The Canal Advisor onboard relays Dennis' message that the anchor is up, and gives an order to move the boat to starboard. We motor towards the massive gates rising 30 feet from the sea. It is strange to think that on the far side of the wall 30 feet of water hovers above us, a powerful force against the wall. Eddies of water rush through side channels in turbulent curls. Soon the first lock will be empty, at sea level, and will open to receive Centime.

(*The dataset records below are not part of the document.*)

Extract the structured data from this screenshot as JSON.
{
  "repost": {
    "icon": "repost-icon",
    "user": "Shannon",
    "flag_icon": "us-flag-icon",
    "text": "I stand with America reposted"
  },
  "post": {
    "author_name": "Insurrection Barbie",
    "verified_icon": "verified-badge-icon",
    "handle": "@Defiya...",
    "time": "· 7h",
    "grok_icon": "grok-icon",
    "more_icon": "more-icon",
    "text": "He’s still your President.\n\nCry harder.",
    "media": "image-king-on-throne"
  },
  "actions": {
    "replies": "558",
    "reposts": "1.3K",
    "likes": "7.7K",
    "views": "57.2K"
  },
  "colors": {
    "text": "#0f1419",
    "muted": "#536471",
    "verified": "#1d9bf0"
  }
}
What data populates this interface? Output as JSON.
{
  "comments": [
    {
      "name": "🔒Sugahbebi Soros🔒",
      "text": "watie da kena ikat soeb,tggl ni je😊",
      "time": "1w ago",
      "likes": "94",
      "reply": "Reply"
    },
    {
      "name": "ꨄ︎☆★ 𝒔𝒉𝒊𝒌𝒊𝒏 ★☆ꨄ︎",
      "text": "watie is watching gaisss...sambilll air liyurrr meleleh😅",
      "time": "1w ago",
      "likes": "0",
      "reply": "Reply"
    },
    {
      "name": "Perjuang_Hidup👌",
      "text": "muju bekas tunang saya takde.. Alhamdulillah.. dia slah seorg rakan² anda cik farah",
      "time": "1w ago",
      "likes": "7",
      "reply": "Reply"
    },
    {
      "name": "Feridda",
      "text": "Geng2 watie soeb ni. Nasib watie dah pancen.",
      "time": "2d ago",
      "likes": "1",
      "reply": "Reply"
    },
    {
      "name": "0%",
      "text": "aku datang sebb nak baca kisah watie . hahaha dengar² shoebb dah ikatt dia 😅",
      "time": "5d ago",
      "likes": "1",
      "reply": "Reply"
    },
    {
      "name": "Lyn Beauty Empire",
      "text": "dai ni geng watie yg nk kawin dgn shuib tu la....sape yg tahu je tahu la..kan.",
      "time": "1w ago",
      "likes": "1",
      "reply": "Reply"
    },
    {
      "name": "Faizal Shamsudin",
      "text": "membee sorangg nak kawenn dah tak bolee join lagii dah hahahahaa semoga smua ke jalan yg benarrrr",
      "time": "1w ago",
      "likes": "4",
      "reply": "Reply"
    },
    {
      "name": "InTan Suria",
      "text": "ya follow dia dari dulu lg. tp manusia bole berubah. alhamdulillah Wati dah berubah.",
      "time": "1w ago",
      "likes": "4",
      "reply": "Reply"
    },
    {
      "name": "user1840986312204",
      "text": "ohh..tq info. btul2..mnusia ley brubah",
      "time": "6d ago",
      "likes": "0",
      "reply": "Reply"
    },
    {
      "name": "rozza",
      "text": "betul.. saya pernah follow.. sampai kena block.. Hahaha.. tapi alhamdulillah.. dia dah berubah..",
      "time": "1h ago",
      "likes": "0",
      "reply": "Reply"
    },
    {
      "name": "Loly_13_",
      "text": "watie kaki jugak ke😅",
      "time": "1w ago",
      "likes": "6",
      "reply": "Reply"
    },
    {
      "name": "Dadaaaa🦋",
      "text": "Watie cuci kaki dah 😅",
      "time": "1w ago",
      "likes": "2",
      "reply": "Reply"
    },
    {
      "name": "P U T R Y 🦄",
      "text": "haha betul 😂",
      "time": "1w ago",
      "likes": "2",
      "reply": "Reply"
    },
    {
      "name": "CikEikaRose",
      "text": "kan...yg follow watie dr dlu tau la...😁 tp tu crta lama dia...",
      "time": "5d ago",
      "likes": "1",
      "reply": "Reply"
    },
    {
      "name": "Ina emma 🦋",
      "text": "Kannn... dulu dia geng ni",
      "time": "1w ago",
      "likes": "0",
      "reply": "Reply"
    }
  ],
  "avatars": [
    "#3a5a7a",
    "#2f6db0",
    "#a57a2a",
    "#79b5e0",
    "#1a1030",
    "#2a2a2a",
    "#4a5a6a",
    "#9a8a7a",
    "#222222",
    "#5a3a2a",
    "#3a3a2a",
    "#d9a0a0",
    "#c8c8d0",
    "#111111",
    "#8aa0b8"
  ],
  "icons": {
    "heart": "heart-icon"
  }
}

Before we enter Dennis rafts Centime aside two boats; I work with our friends Mark and Eileen to secure Centime with heavy lines and rubber tires. Our three boats enter the first lock as one, behind a 400-500 foot tanker. Golden light floods our path as we enter, and the scene is transported from one of ominous gloom to that of bright promise. Canal workers carrying ropes walk high above us, preparing to throw us their lines.
Soon our thick lines are around bollards and the gates begin to close. Looking up from the sea, to the workers 30 feet above, there is a gigantic ship in the opposite lane behind them. The black side wall of the canal merges with the black hull of the ship. We are at the bottom of a lock that will soon flood with water while the giant ship is at the top in a separate lane across from Centime. We are dwarfed behind this massive futuristic ship.
We spend the next two hours working lines, rising through each of three chambers traveling towards the high point of the continental divide. Just before 10:00pm we reach our halfway point at start of Gatun Lake. We will spend the night here.
The lake is still and black. We open a bottle of red wine and raise our glasses, grateful to bring Centime to this crossroads. It is a joyful occasion, a major step for us towards the South Pacific.